Monetary Policy in a Pandemic


A year ago, the U.S. economy was humming along like a well-oiled machine. Annualized real gross domestic product (GDP) per capita stood at $58,490 in 2019-Q4. The unemployment rate in February 2020 was just 3.5 percent. Then, in early March, everything changed. Fears of pandemic followed by stay-at-home orders and other restrictions on businesses and consumers prompted the sharpest economic contraction on record. Annualized real GDP fell to $52,387 in 2020-Q2––an annualized growth rate of negative 24.7 percent! For comparison, the annualized growth rate during the Great Recession from 2007-Q4 to 2009-Q2 was negative 3.7 percent.

Nicolas Cachanosky, Brian Cutsinger, Thomas Hogan, Alexander Salter, and I provide an initial assessment of the Fed’s policy response to the Covid-19 contraction in a new paper forthcoming in the Southern Economic Journal.

In brief, we credit the Fed with promoting monetary stability while maintaining that it could have––and, given its mandate, should have––done more. It could have achieved something approximating monetary stability without employing its emergency lending facilities. Although some of its facilities likely helped to promote general liquidity, others were primarily intended to allocate credit, which blurs the line between monetary and fiscal policy. These credit allocation facilities were unwarranted and unwise.

You can read the full working paper version on SSRN.

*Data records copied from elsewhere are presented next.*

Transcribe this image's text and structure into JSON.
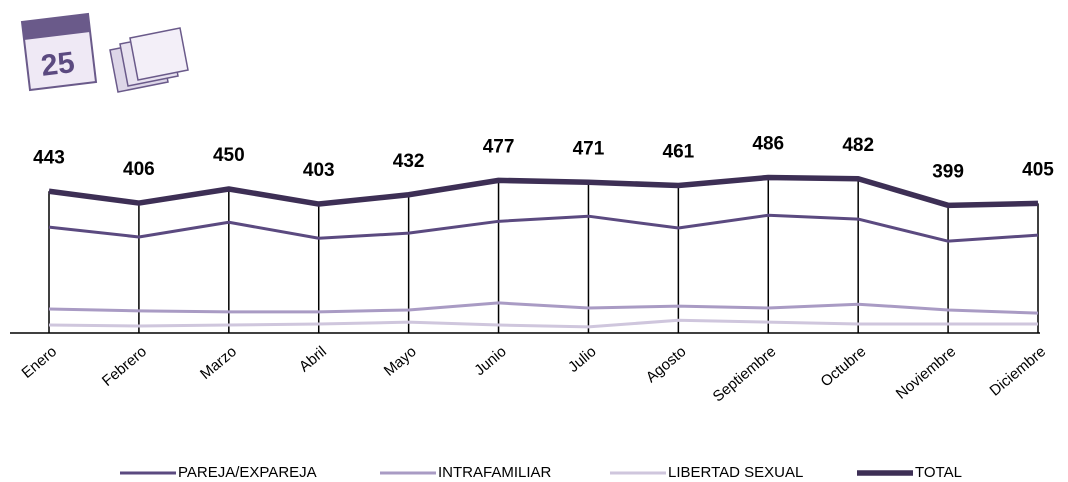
{
  "icon": {
    "calendar_day": "25"
  },
  "chart_data": {
    "type": "line",
    "categories": [
      "Enero",
      "Febrero",
      "Marzo",
      "Abril",
      "Mayo",
      "Junio",
      "Julio",
      "Agosto",
      "Septiembre",
      "Octubre",
      "Noviembre",
      "Diciembre"
    ],
    "series": [
      {
        "name": "PAREJA/EXPAREJA",
        "color": "#5b4a80",
        "values": [
          331,
          300,
          346,
          296,
          312,
          349,
          365,
          328,
          368,
          356,
          287,
          306
        ]
      },
      {
        "name": "INTRAFAMILIAR",
        "color": "#a99bc4",
        "values": [
          75,
          69,
          66,
          66,
          72,
          94,
          78,
          84,
          78,
          90,
          72,
          62
        ]
      },
      {
        "name": "LIBERTAD SEXUAL",
        "color": "#cfc6dd",
        "values": [
          25,
          22,
          25,
          28,
          34,
          25,
          19,
          40,
          34,
          28,
          28,
          28
        ]
      },
      {
        "name": "TOTAL",
        "color": "#3d2f55",
        "values": [
          443,
          406,
          450,
          403,
          432,
          477,
          471,
          461,
          486,
          482,
          399,
          405
        ],
        "data_labels": true
      }
    ],
    "ylim": [
      0,
      500
    ]
  }
}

Before evaluating the response, we first make clear what went wrong. “In a standard textbook macroeconomic model,” we write, “the Covid-19 pandemic and corresponding restrictions on activity is best treated as a temporary reduction in total factor productivity. While physical and human capital are essentially unchanged, those stocks are less capable of producing valuable goods and services than they were prior to the pandemic.” 

The idea that Covid-19 made us less productive might seem strange to noneconomists. But it’s true. In January 2020, we could use some labor and capital to produce relatively safe restaurant meals, for example. In March 2020, that same labor and capital could not produce as many relatively safe restaurant meals––if any at all. The decline in productivity was partly due to the virus, which increased the technical cost of producing relatively safe restaurant meals, and partly due to legal restrictions, which increased the legal cost of producing relatively safe restaurant meals. Much the same could be said about business flights, pleasure cruises, and many other goods and services we enjoy. 

A temporary reduction in total factor productivity reduces real output, employment, labor hours, capital utilization, real wages, and real rental rates. And, in the absence of changes in aggregate demand, it causes the price level to temporarily rise above trend.

What should the Fed do in response to a negative productivity shock? We might not like the decline in real output, employment, labor hours, capital utilization, real wages, and real rental rates. But there’s not much the Fed can do about that. We are worse off because we are less productive. Monetary policy doesn’t make us more productive.

The best the Fed can do, therefore, is to prevent the situation from being any worse than is required by the negative productivity shock. It can accomplish that by (1) preventing a decline in nominal spending and (2) ensuring that credit markets continue to function well. 

We argue that the Fed performed reasonably well with respect to managing nominal spending. Judging by inflation expectations, market participants initially expected the Fed to falter. But the Fed’s bold actions eventually convinced them that it would do whatever it took to get the job done. A more credible Fed would have done better. But our actual Fed wasn’t bad in this respect.

Fed policy went awry, we argue, in implementing a host of new lending facilities. We show that these facilities were not needed. Measures of financial stress were elevated. But they looked a lot more like they did during the 2001 recession (hardly a financial crisis) than they did during the Great Recession. Financial markets could have gotten the job done without the Fed’s new lending programs. Indeed, many of the Fed’s programs operated well-below capacity. The Municipal Lending Facility attracted just two borrowers, amounting to roughly 1.3 percent of its total lending capacity. The Main Street Lending Program operated at less than 2.9 percent of its capacity, while the Primary and Secondary Market Corporate Credit Facilities operated at around 28.7 percent of their combined capacity.

The Fed’s new lending programs, in other words, were not very helpful. But they come at a potentially high cost. Insofar as they were designed to allocate credit, as opposed to merely providing liquidity, they amount to an expansion of the Fed’s mandate. And, although the extent of the Fed’s credit allocation was limited this time, it has set a dangerous precedent, which risks subjecting the Fed to even more political influence going forward.

With vaccines rolling out and the economy continuing to recover, it looks like the worst of this downturn is behind us. The Fed has wrapped up many of its lending programs and settled into more normal operations. No doubt others will weigh in on the Fed’s performance as more data rolls in. Our initial assessment, however, is that it is a bit of a mixed bag.